El 28 de julio la pequeña localidad de poco más de dos mil habitantes, se ve saturada de turistas y veraneantes venidos de toda la isla y el mundo entero, ansiosos por visitar La Cartuja, pasear por su empinadas y empedradas callejuelas, comprar los típicos recuerdos y saborear los productos de la zona.  Culmina así la celebración de sus fiestas patronales dedicadas a Santa Catalina Tomàs Gallard (1531–1574), más conocida entre los devotos lugareños como “La Beateta” o “Sor Tomasseta” que fue canonizada por el Papa Pio XI en 1930.

Fue por esas fechas, unas cuantas décadas atrás, cuando mis ex suegros, inauguraron el chalet que se habían construido a las afueras del pueblo, en dirección a Sóller. La casa fue bendecida por el párroco del pueblo, después de lo cual, se celebró una fiesta con amigos y familiares en los amplios jardines de la parte trasera.

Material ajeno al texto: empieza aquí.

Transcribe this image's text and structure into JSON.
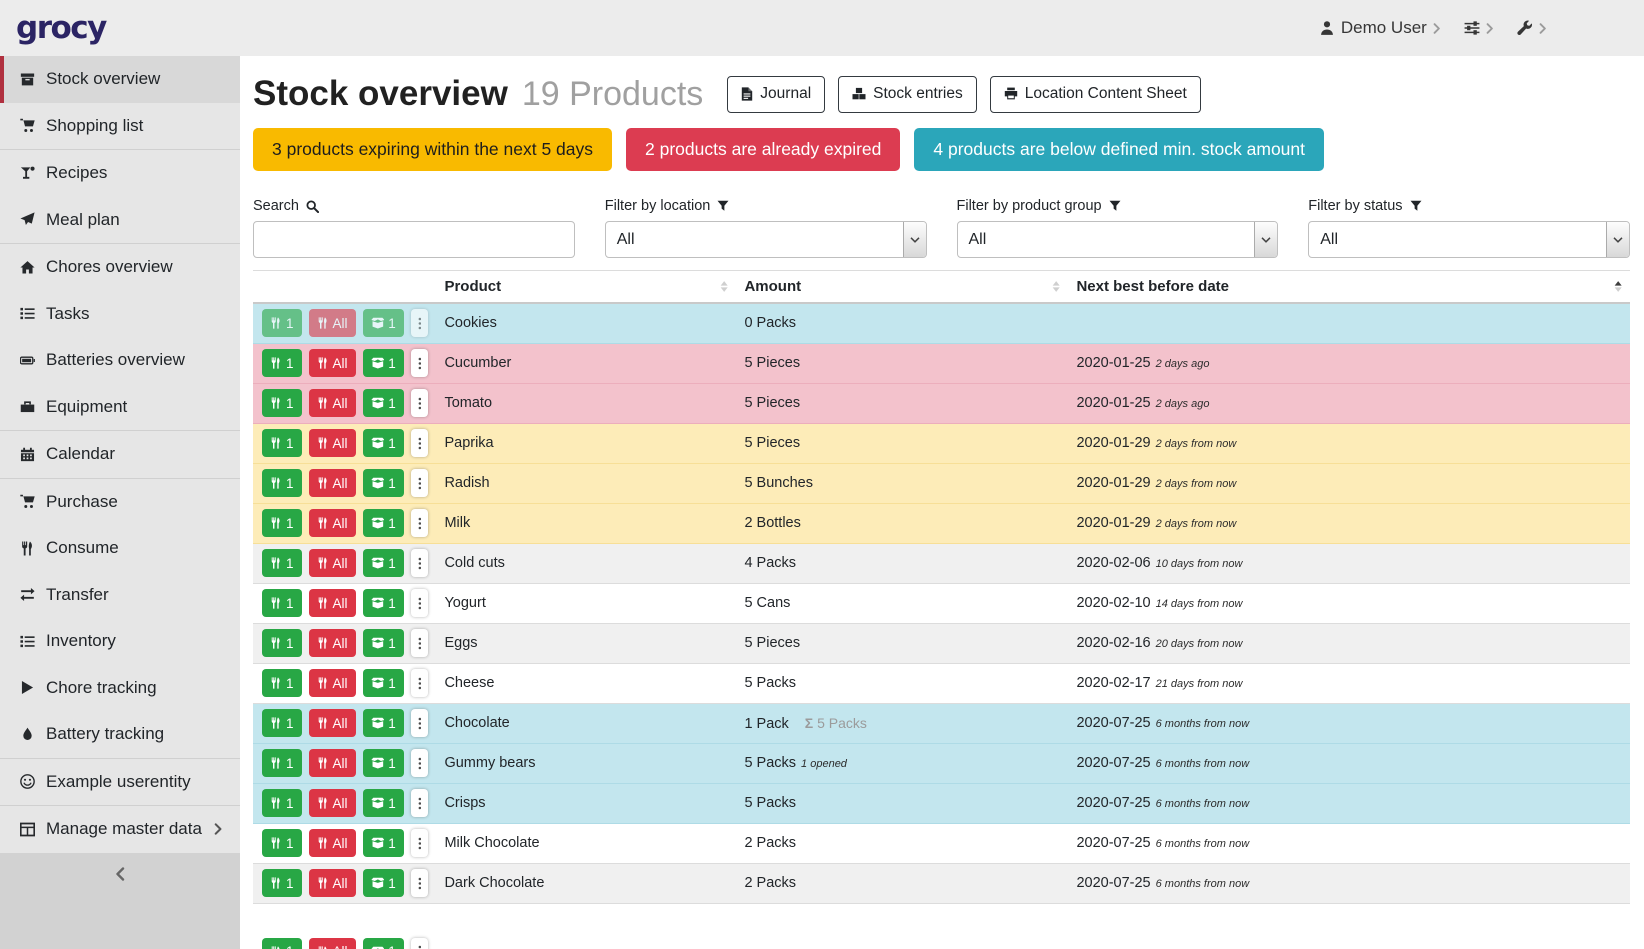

Para los palmesanos, Valldemossa viene a ser algo así como El Escorial para los madrileños, un lugar en el que refugiarse del calor asfixiante del verano. Aquí, aunque por el día pueda hacer calor, el ambiente no es tan húmedo como en Palma, y por las noches refresca bastante y necesitas dormir con manta.

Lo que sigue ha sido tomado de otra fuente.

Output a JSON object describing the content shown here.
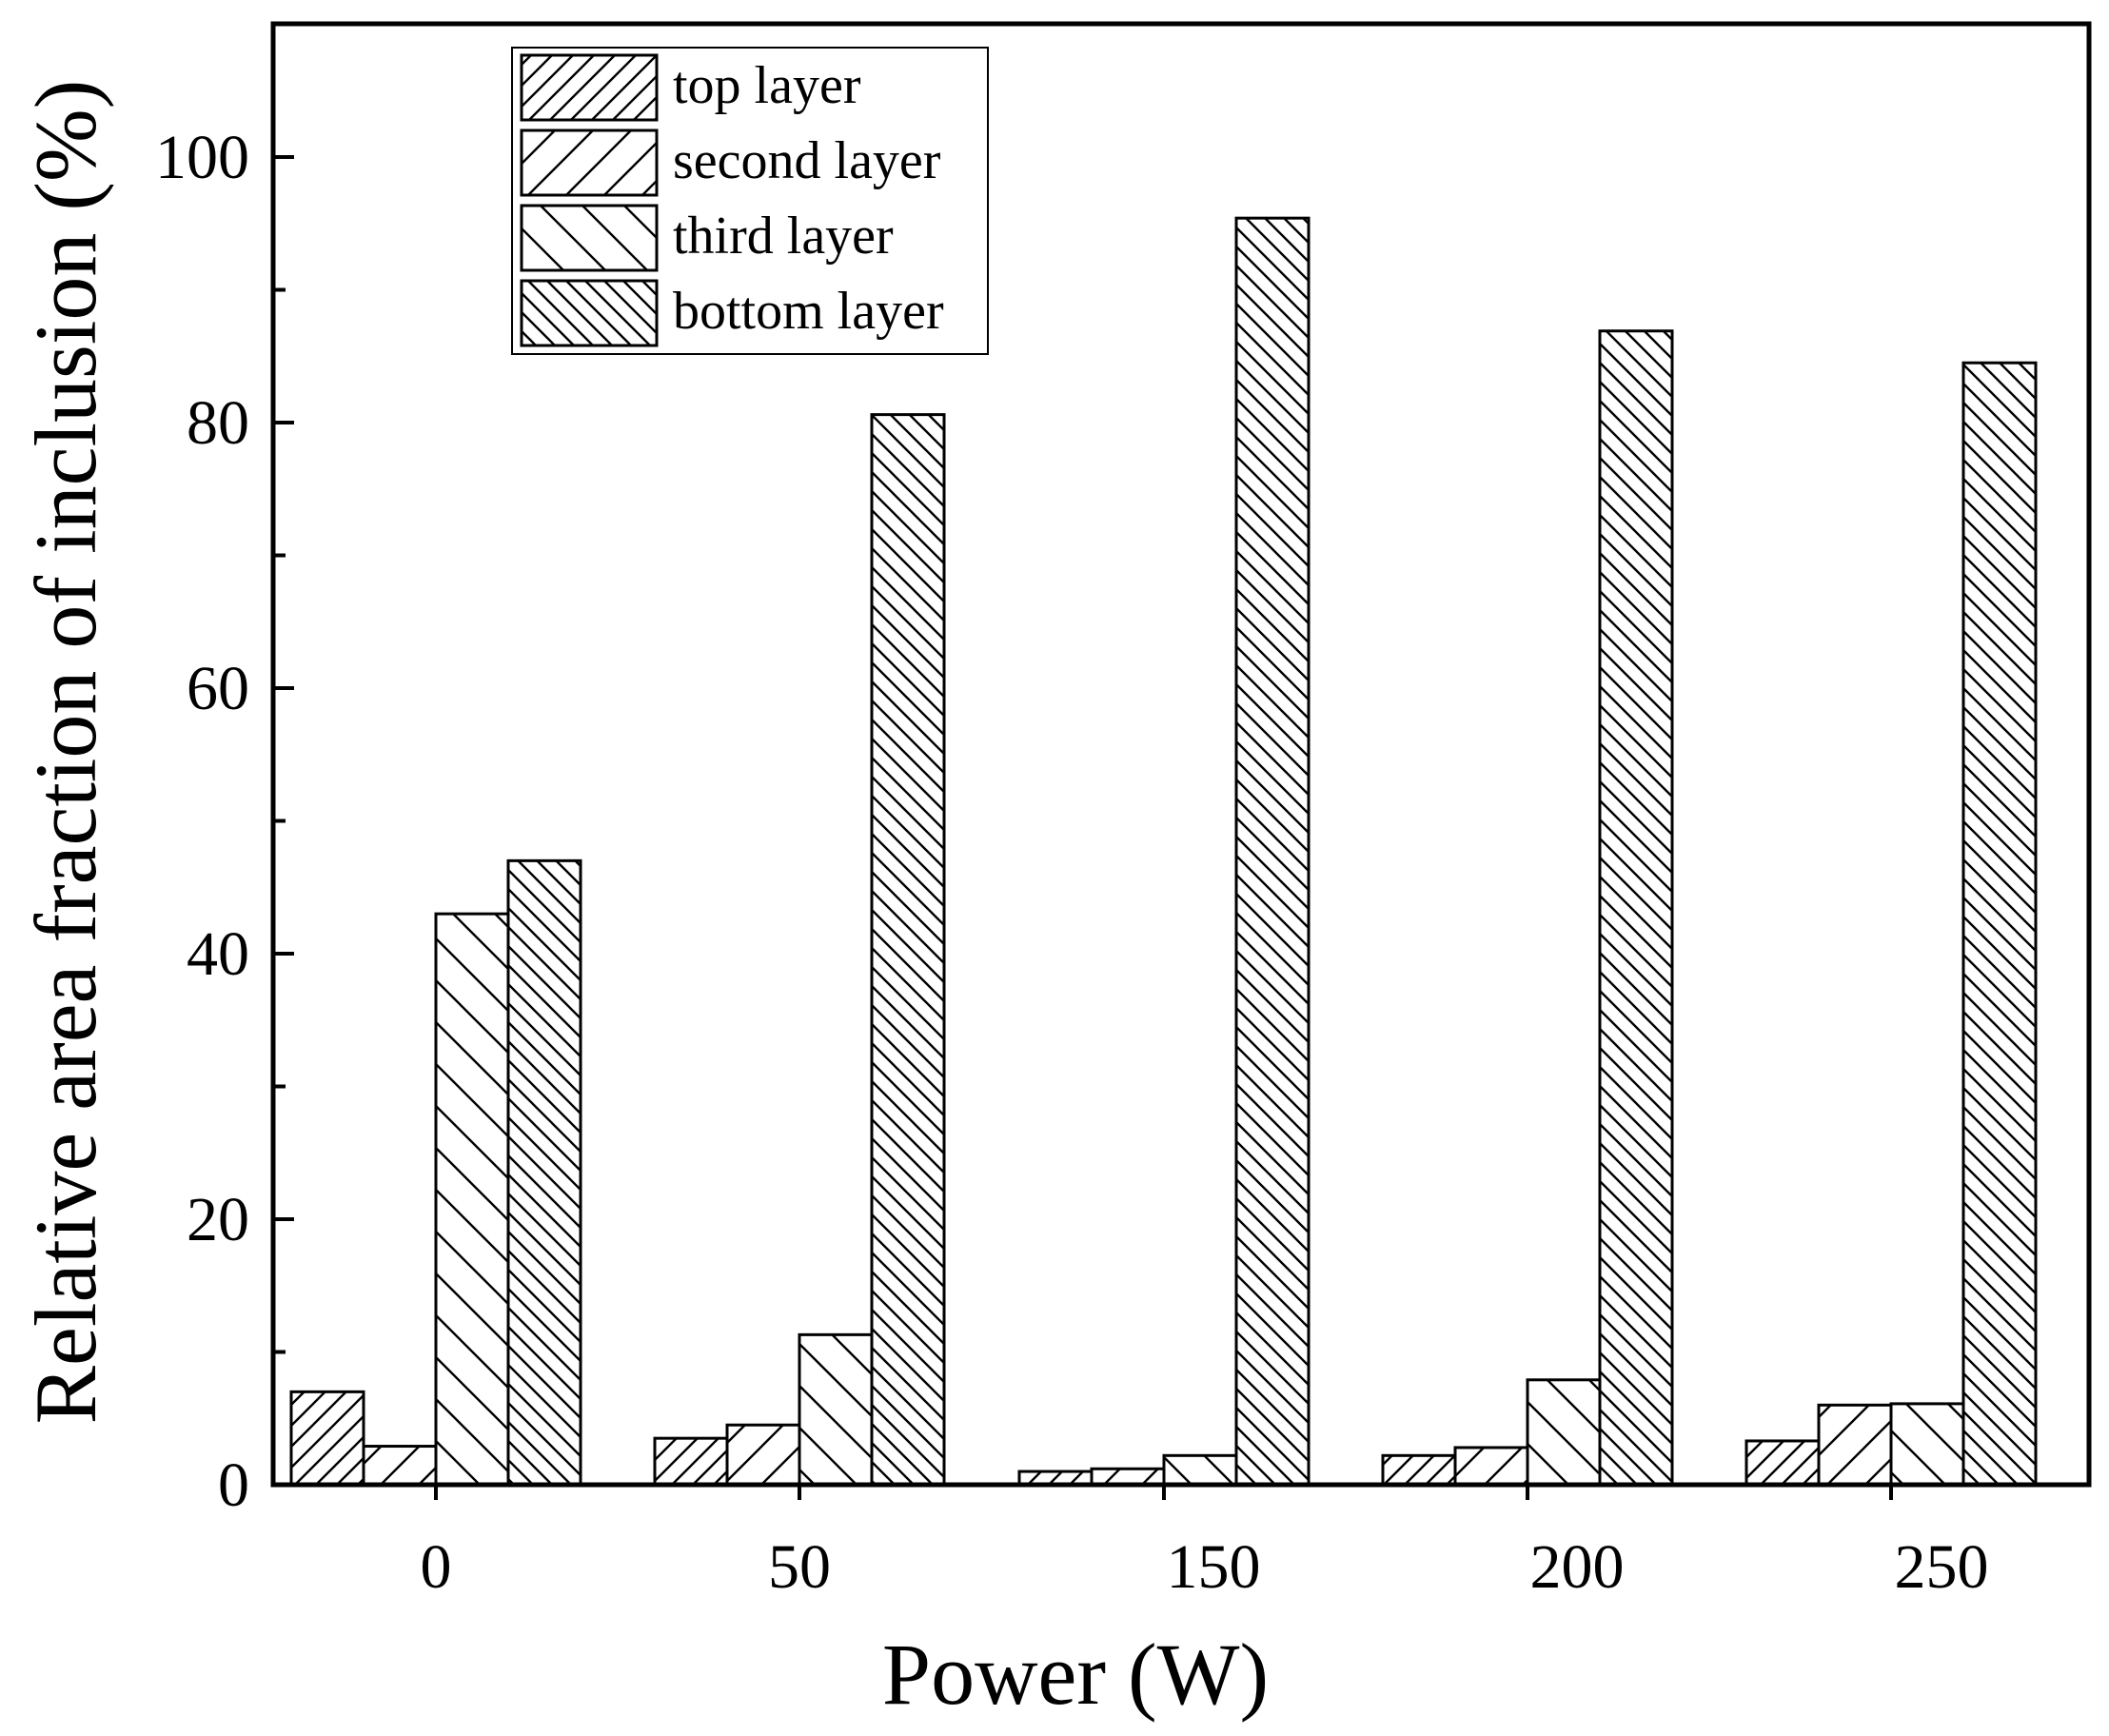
{
  "chart_data": {
    "type": "bar",
    "title": "",
    "xlabel": "Power (W)",
    "ylabel": "Relative area fraction of inclusion (%)",
    "categories": [
      "0",
      "50",
      "150",
      "200",
      "250"
    ],
    "ylim": [
      0,
      110
    ],
    "yticks": [
      "0",
      "20",
      "40",
      "60",
      "80",
      "100"
    ],
    "legend_position": "top-left",
    "grid": false,
    "series": [
      {
        "name": "top layer",
        "pattern": "hatch-fine-forward",
        "values": [
          7,
          3.5,
          1,
          2.2,
          3.3
        ]
      },
      {
        "name": "second layer",
        "pattern": "hatch-wide-forward",
        "values": [
          2.9,
          4.5,
          1.2,
          2.8,
          6
        ]
      },
      {
        "name": "third layer",
        "pattern": "hatch-wide-backward",
        "values": [
          43,
          11.3,
          2.2,
          7.9,
          6.1
        ]
      },
      {
        "name": "bottom layer",
        "pattern": "hatch-fine-backward",
        "values": [
          47,
          80.6,
          95.4,
          86.9,
          84.5
        ]
      }
    ],
    "colors": {
      "stroke": "#000000",
      "fill": "#ffffff"
    }
  }
}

Mis suegros pasaban allí todo el verano y cada 28 de julio, rememoraban el feliz acontecimiento de la inauguración de la casa organizando una fiesta para amigos (muchos) y familiares (pocos). La única representante de la familia era una prima de mi suegro – Fina - y su familia, que vivían en Inca. Tenían todos un profundo acento mallorquín de pueblo, aderezado, por si fuera poco, con unos insufribles decibelios por encima de la media, lo que hacía que, cuando regresaban a su casa, agradecieras el silencio y la paz, aunque todavía te pitaban los oídos.  

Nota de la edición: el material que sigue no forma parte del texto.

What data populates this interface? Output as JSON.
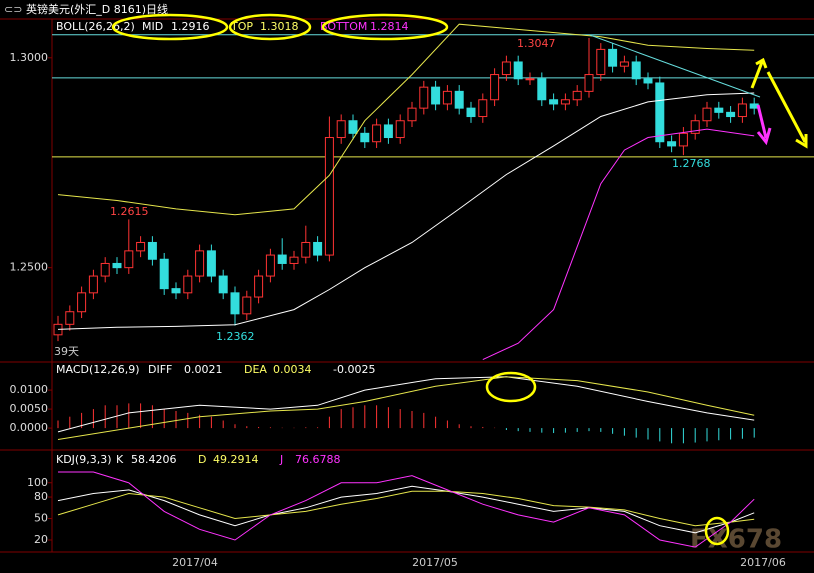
{
  "header": {
    "title": "英镑美元(外汇_D 8161)日线",
    "watermark": "FX678",
    "days": "39天"
  },
  "x_labels": [
    "2017/04",
    "2017/05",
    "2017/06"
  ],
  "chart_data": [
    {
      "type": "candlestick",
      "indicator": "BOLL(26,26,2)",
      "readouts": [
        {
          "name": "MID",
          "value": "1.2916",
          "color": "#ffffff"
        },
        {
          "name": "TOP",
          "value": "1.3018",
          "color": "#ffff66"
        },
        {
          "name": "BOTTOM",
          "value": "1.2814",
          "color": "#ff33ff"
        }
      ],
      "ylim": [
        1.228,
        1.309
      ],
      "yticks": [
        {
          "value": 1.3,
          "label": "1.3000"
        },
        {
          "value": 1.25,
          "label": "1.2500"
        }
      ],
      "up_color": "#ff3333",
      "down_color": "#33dddd",
      "open": [
        1.234,
        1.2365,
        1.2395,
        1.244,
        1.248,
        1.251,
        1.25,
        1.254,
        1.256,
        1.252,
        1.245,
        1.244,
        1.248,
        1.254,
        1.248,
        1.244,
        1.239,
        1.243,
        1.248,
        1.253,
        1.251,
        1.2525,
        1.256,
        1.253,
        1.281,
        1.285,
        1.282,
        1.28,
        1.284,
        1.281,
        1.285,
        1.288,
        1.293,
        1.289,
        1.292,
        1.288,
        1.286,
        1.29,
        1.296,
        1.299,
        1.295,
        1.295,
        1.29,
        1.289,
        1.29,
        1.292,
        1.296,
        1.302,
        1.298,
        1.299,
        1.295,
        1.294,
        1.28,
        1.279,
        1.282,
        1.285,
        1.288,
        1.287,
        1.286,
        1.289
      ],
      "high": [
        1.2385,
        1.241,
        1.2455,
        1.2495,
        1.2525,
        1.2525,
        1.2615,
        1.2575,
        1.2575,
        1.2535,
        1.2465,
        1.2495,
        1.2555,
        1.2555,
        1.2495,
        1.2455,
        1.2445,
        1.2495,
        1.2545,
        1.257,
        1.254,
        1.26,
        1.2575,
        1.286,
        1.2865,
        1.2865,
        1.2835,
        1.2855,
        1.2855,
        1.2865,
        1.2895,
        1.2945,
        1.2945,
        1.2935,
        1.2935,
        1.2895,
        1.2915,
        1.2975,
        1.3005,
        1.3005,
        1.2965,
        1.2965,
        1.2915,
        1.2915,
        1.2935,
        1.3047,
        1.3035,
        1.3035,
        1.3005,
        1.3005,
        1.2965,
        1.2955,
        1.2815,
        1.2835,
        1.2865,
        1.2895,
        1.2895,
        1.2885,
        1.2905,
        1.2905
      ],
      "low": [
        1.2325,
        1.235,
        1.238,
        1.2425,
        1.2465,
        1.2485,
        1.2485,
        1.2525,
        1.2505,
        1.2435,
        1.2425,
        1.2425,
        1.2465,
        1.2465,
        1.2425,
        1.2362,
        1.2375,
        1.2415,
        1.2465,
        1.2495,
        1.2495,
        1.251,
        1.2515,
        1.2515,
        1.2795,
        1.2805,
        1.2785,
        1.2785,
        1.2795,
        1.2795,
        1.2835,
        1.2865,
        1.2875,
        1.2875,
        1.2865,
        1.2845,
        1.2845,
        1.2885,
        1.2945,
        1.2935,
        1.2935,
        1.2885,
        1.2875,
        1.2875,
        1.2885,
        1.2905,
        1.2945,
        1.2965,
        1.2965,
        1.2935,
        1.2925,
        1.2785,
        1.2775,
        1.2768,
        1.2805,
        1.2835,
        1.2855,
        1.2845,
        1.2845,
        1.2865
      ],
      "close": [
        1.2365,
        1.2395,
        1.244,
        1.248,
        1.251,
        1.25,
        1.254,
        1.256,
        1.252,
        1.245,
        1.244,
        1.248,
        1.254,
        1.248,
        1.244,
        1.239,
        1.243,
        1.248,
        1.253,
        1.251,
        1.2525,
        1.256,
        1.253,
        1.281,
        1.285,
        1.282,
        1.28,
        1.284,
        1.281,
        1.285,
        1.288,
        1.293,
        1.289,
        1.292,
        1.288,
        1.286,
        1.29,
        1.296,
        1.299,
        1.295,
        1.295,
        1.29,
        1.289,
        1.29,
        1.292,
        1.296,
        1.302,
        1.298,
        1.299,
        1.295,
        1.294,
        1.28,
        1.279,
        1.282,
        1.285,
        1.288,
        1.287,
        1.286,
        1.289,
        1.288
      ],
      "series": [
        {
          "name": "TOP",
          "color": "#e6e64c",
          "x": [
            0,
            5,
            10,
            15,
            20,
            23,
            26,
            30,
            34,
            46,
            50,
            55,
            59
          ],
          "values": [
            1.2674,
            1.266,
            1.264,
            1.2626,
            1.264,
            1.272,
            1.285,
            1.296,
            1.308,
            1.305,
            1.303,
            1.3022,
            1.3018
          ]
        },
        {
          "name": "MID",
          "color": "#ffffff",
          "x": [
            0,
            5,
            10,
            15,
            20,
            23,
            26,
            30,
            34,
            38,
            42,
            46,
            50,
            55,
            59
          ],
          "values": [
            1.2353,
            1.2358,
            1.236,
            1.2364,
            1.24,
            1.2448,
            1.25,
            1.256,
            1.264,
            1.2722,
            1.279,
            1.286,
            1.2895,
            1.2912,
            1.2916
          ]
        },
        {
          "name": "BOTTOM",
          "color": "#ff33ff",
          "x": [
            36,
            39,
            42,
            44,
            46,
            48,
            50,
            55,
            59
          ],
          "values": [
            1.2281,
            1.232,
            1.24,
            1.255,
            1.27,
            1.278,
            1.281,
            1.283,
            1.2814
          ]
        }
      ],
      "hlines": [
        {
          "value": 1.3055,
          "color": "#66dddd"
        },
        {
          "value": 1.2952,
          "color": "#66dddd"
        },
        {
          "value": 1.2764,
          "color": "#e6e64c"
        }
      ],
      "annotations": [
        "1.2615",
        "1.2362",
        "1.3047",
        "1.2768"
      ]
    },
    {
      "type": "macd",
      "indicator": "MACD(12,26,9)",
      "readouts": [
        {
          "name": "DIFF",
          "value": "0.0021",
          "color": "#ffffff"
        },
        {
          "name": "DEA",
          "value": "0.0034",
          "color": "#ffff66"
        },
        {
          "name": "",
          "value": "-0.0025",
          "color": "#ffffff"
        }
      ],
      "ylim": [
        -0.0055,
        0.0166
      ],
      "yticks": [
        {
          "value": 0.01,
          "label": "0.0100"
        },
        {
          "value": 0.005,
          "label": "0.0050"
        },
        {
          "value": 0,
          "label": "0.0000"
        }
      ],
      "up_color": "#ff3333",
      "down_color": "#33dddd",
      "values": [
        0.002,
        0.003,
        0.004,
        0.005,
        0.006,
        0.006,
        0.0065,
        0.0065,
        0.006,
        0.005,
        0.0045,
        0.004,
        0.0035,
        0.003,
        0.002,
        0.001,
        0.0005,
        0.0003,
        0.0002,
        0.0001,
        0.0001,
        0.0002,
        0.0002,
        0.003,
        0.005,
        0.0055,
        0.006,
        0.006,
        0.0055,
        0.005,
        0.0045,
        0.004,
        0.003,
        0.002,
        0.001,
        0.0005,
        0.0003,
        0.0001,
        -0.0005,
        -0.0008,
        -0.001,
        -0.0012,
        -0.0013,
        -0.0012,
        -0.001,
        -0.0008,
        -0.001,
        -0.0015,
        -0.002,
        -0.0025,
        -0.003,
        -0.0035,
        -0.004,
        -0.004,
        -0.0038,
        -0.0035,
        -0.0032,
        -0.003,
        -0.0028,
        -0.0025
      ],
      "series": [
        {
          "name": "DIFF",
          "color": "#ffffff",
          "x": [
            0,
            6,
            12,
            18,
            22,
            26,
            32,
            38,
            44,
            50,
            55,
            59
          ],
          "values": [
            -0.001,
            0.004,
            0.006,
            0.005,
            0.006,
            0.01,
            0.013,
            0.0135,
            0.011,
            0.007,
            0.004,
            0.0021
          ]
        },
        {
          "name": "DEA",
          "color": "#e6e64c",
          "x": [
            0,
            6,
            12,
            18,
            22,
            26,
            32,
            38,
            44,
            50,
            55,
            59
          ],
          "values": [
            -0.003,
            0.0,
            0.003,
            0.0045,
            0.005,
            0.007,
            0.011,
            0.0135,
            0.0125,
            0.0095,
            0.006,
            0.0034
          ]
        }
      ]
    },
    {
      "type": "kdj",
      "indicator": "KDJ(9,3,3)",
      "readouts": [
        {
          "name": "K",
          "value": "58.4206",
          "color": "#ffffff"
        },
        {
          "name": "D",
          "value": "49.2914",
          "color": "#ffff66"
        },
        {
          "name": "J",
          "value": "76.6788",
          "color": "#ff33ff"
        }
      ],
      "ylim": [
        6,
        143
      ],
      "yticks": [
        100,
        80,
        50,
        20
      ],
      "series": [
        {
          "name": "K",
          "color": "#ffffff",
          "x": [
            0,
            3,
            6,
            9,
            12,
            15,
            18,
            21,
            24,
            27,
            30,
            33,
            36,
            39,
            42,
            45,
            48,
            51,
            54,
            57,
            59
          ],
          "values": [
            75,
            85,
            90,
            75,
            55,
            40,
            55,
            65,
            80,
            85,
            95,
            88,
            80,
            70,
            60,
            65,
            60,
            40,
            30,
            45,
            58
          ]
        },
        {
          "name": "D",
          "color": "#e6e64c",
          "x": [
            0,
            3,
            6,
            9,
            12,
            15,
            18,
            21,
            24,
            27,
            30,
            33,
            36,
            39,
            42,
            45,
            48,
            51,
            54,
            57,
            59
          ],
          "values": [
            55,
            70,
            85,
            80,
            65,
            50,
            55,
            60,
            70,
            78,
            88,
            88,
            85,
            78,
            68,
            66,
            62,
            50,
            40,
            45,
            49
          ]
        },
        {
          "name": "J",
          "color": "#ff33ff",
          "x": [
            0,
            3,
            6,
            9,
            12,
            15,
            18,
            21,
            24,
            27,
            30,
            33,
            36,
            39,
            42,
            45,
            48,
            51,
            54,
            57,
            59
          ],
          "values": [
            115,
            115,
            100,
            60,
            35,
            20,
            55,
            75,
            100,
            100,
            110,
            90,
            70,
            55,
            45,
            65,
            55,
            20,
            10,
            45,
            77
          ]
        }
      ]
    }
  ]
}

El bufet en estas fiestas era variado y generoso; no faltaba el alcohol, ni el perfume de las flores que nos rodeaban, que con tanto mimo cuidaba mi suegra.

Allí pasé muchos veranos disfrutando del ritmo lento de la vida en comparación con la locura de Madrid, aunque ello supusiera una adaptación previa a la llegada y un síndrome post vacacional al regresar a la gran ciudad y al trabajo. Era allí, en el porche junto al jardín, cuando cada día al caer la tarde disfrutábamos de un gin tonic, sentados alrededor de una mesa con los aperitivos.

Fue en Valldemossa donde mi suegro y yo tuvimos una disparidad de criterios en relación a la situación política del momento que más tarde la conocimos como “la Transición”. Una época muy dura en la que algunos policías vestidos de gris, mataban por la espalda a manifestantes estudiantiles. Lo malo de aquel encuentro es que fue el primer año cuando nos empezamos a conocer. El hecho de que en su juventud hubiera servido en la División Azul y que yo tuviera veintipocos años, no eran factores que ayudaran al entendimiento. De hecho, en mitad del debate – que no discusión – se levantó, abandonó la reunión con el resto de la familia y se marchó a su cuarto sin despedirse. Pero yo creo que lo peor de todo, fue que él era socio del Barça. Una cosa es una cosa, pero hasta ahí podíamos llegar.

Los domingos al mediodía tocaba visitar a los Gaspart – tío del que fuera presidente del Barça - en su caserón, con mayordomo gay incluido. Una partida de petanca junto a la piscina y un gin tonic bajo la pérgola con una parra, acompañado de una coca de trampó, eran el preámbulo de la paella acompañada con cava bien frío. Fue allí, uno de esos días, cuando Felipe Gaspart dijo una frase que se me ha quedado grabada: “sólo los ricos compran barato”. Se acababa de gastar 3 millones de las antiguas pesetas en un viaje para 15 personas a Orlando, Florida, en hoteles de 5 estrellas super lujo, con todos los gastos imaginables incluidos. En este terreno también estaba incluido el alquiler de un vehículo gigantesco para todos y el cámara responsable de inmortalizar todo el viaje.

Fue allí, en Valldemossa, donde mi hijo recibió el bautismo. Una ceremonia oficiada – previa solicitud formal de mi consentimiento - en mallorquín, una lengua que con el tiempo y a fuerza de escuchar, llegué a comprender sin ningún problema.

Y fue allí, un 28 de julio, festividad de la Beata cuando le comuniqué a mi mujer que nos íbamos a divorciar.

Así es que sí, para mí el 28 de julio es una de esas fechas señaladas y Valldemossa un lugar especial.